Bangladeshi politician

Kamar Jehan Sekandra Begum, better known as Begum Dolly Azad (বেগম ডলি আজাদ, ), was an East Pakistani politician.

==Early life and family==
Begum was born into a Muslim family in Bogra District, Bengal Presidency, British Raj. She resided in 19 New Eskaton Road, Ramna Thana, Dacca after marrying Khwaja Mohammad Azad of the Dhaka Nawab family, where she inherited vast amounts of land. Mohammad Azad was an officer among the lieutenants of East Pakistan Army.

==Career==
In 1949, Azad became a founding member of the All Pakistan Women's Association (which later became the Bangladesh Mahila Samiti). She played an active role during the Association's 5th Triennial Conference in Dacca, which was held in February 1968.

She became a member of the 4th National Assembly of Pakistan as a representative of East Pakistan in 1965. In 1966, she requested the government of Pakistan to increase the number of reserved seats for the women in the National Assembly. She visited China as part of a two-week Pakistani delegation, in which she sang a Chinese patriotic song called Unity is Strength.

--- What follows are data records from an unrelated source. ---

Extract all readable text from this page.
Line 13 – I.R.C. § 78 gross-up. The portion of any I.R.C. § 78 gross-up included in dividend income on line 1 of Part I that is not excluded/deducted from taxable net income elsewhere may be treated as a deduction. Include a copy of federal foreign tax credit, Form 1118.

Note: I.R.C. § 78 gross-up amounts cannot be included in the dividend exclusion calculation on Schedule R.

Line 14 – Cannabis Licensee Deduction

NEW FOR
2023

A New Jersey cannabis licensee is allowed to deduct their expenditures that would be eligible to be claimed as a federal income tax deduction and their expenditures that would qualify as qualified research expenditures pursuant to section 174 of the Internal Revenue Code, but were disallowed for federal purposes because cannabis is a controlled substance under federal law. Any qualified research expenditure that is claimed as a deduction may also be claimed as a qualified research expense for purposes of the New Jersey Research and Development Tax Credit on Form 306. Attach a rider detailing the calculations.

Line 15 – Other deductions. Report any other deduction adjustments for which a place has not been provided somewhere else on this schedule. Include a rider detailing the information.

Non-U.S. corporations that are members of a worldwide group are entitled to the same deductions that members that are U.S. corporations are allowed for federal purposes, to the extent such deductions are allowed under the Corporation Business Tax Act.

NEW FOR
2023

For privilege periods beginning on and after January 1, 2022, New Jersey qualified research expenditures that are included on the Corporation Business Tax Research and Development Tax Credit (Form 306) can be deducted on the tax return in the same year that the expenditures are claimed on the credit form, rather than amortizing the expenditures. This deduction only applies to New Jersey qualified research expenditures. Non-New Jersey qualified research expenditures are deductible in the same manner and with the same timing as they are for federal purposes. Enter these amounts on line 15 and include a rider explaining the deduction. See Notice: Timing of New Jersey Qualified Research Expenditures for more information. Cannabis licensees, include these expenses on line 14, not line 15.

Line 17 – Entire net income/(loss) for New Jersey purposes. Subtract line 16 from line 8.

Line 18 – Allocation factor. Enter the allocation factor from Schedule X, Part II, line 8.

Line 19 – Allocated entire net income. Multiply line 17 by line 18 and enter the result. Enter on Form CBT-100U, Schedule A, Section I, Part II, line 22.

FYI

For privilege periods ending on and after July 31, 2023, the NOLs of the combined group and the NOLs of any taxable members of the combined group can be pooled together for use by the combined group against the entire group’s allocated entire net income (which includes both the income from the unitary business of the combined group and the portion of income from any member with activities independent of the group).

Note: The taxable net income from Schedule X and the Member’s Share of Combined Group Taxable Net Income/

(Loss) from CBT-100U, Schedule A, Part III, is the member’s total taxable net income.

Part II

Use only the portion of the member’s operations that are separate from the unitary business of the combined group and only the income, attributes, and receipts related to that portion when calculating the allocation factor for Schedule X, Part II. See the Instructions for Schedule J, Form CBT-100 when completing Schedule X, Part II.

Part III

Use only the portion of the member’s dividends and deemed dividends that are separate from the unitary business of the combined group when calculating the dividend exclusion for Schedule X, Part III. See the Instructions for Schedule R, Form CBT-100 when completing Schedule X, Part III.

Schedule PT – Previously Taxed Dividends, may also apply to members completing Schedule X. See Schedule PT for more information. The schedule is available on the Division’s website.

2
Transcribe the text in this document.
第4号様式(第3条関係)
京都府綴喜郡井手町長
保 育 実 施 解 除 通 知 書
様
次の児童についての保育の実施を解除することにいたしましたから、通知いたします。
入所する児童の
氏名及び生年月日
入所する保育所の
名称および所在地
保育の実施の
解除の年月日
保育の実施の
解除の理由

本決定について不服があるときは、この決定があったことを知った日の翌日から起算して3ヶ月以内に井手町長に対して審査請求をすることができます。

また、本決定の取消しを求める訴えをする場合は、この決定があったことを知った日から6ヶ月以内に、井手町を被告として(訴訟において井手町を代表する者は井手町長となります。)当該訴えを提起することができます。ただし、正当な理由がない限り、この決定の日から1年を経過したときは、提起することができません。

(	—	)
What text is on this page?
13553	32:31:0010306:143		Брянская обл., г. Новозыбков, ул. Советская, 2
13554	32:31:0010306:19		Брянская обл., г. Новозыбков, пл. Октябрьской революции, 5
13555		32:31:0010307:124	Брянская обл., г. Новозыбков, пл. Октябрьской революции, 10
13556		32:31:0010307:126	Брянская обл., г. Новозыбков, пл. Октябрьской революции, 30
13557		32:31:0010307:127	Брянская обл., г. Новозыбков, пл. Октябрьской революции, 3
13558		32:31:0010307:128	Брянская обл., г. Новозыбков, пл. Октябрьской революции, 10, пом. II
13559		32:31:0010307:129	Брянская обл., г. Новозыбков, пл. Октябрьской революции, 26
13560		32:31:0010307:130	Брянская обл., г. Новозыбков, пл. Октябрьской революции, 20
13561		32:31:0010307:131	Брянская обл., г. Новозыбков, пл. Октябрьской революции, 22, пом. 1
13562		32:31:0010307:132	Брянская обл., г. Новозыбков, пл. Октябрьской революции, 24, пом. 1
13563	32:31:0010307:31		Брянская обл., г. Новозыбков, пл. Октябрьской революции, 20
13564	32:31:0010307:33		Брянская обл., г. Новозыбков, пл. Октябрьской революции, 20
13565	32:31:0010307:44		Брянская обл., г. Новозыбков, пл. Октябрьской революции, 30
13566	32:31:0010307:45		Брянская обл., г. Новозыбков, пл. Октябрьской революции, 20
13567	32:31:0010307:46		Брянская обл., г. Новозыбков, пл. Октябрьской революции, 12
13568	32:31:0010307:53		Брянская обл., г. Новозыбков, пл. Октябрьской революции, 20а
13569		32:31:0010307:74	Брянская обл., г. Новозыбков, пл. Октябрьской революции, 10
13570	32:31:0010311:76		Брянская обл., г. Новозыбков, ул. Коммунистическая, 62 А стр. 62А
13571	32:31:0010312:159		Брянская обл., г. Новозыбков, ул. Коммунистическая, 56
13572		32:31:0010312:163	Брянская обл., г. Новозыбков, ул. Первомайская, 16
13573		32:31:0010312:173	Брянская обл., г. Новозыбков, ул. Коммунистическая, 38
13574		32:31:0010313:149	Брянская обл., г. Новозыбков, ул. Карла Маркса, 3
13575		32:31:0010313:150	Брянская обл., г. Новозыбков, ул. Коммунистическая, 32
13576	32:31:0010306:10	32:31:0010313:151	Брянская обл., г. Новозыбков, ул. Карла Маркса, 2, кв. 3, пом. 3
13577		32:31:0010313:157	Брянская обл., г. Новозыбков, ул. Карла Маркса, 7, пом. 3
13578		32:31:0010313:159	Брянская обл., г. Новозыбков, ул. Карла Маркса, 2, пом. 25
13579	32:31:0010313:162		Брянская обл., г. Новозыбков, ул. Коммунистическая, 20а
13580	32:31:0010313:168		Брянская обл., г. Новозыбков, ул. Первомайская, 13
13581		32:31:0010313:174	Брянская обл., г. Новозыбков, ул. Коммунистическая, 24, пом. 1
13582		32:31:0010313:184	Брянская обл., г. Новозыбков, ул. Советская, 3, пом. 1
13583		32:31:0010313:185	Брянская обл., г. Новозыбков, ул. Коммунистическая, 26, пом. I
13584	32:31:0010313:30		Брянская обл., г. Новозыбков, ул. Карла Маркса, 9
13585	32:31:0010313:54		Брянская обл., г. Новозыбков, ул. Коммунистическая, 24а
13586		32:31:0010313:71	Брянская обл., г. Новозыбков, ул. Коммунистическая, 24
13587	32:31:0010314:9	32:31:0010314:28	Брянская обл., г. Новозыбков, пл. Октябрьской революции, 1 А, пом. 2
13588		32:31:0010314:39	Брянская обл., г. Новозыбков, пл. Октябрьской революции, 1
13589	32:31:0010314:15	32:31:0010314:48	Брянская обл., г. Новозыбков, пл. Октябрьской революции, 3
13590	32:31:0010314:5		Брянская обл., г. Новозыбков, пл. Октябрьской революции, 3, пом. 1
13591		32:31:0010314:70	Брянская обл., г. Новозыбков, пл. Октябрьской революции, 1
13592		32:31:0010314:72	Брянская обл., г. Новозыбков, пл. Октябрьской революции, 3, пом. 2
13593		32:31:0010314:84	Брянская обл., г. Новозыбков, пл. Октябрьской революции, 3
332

With the aftermath of the Bangladesh Liberation War and subsequent Independence of Bangladesh, Azad abandoned her residence and migrated to West Pakistan. Her home was later gifted to the families of Serajuddin Hossain and Abul Kalam Azad who were said to have been killed by Al-Badr forces during the war. She later returned to the property, and a court case took place between Azad against the families residing there.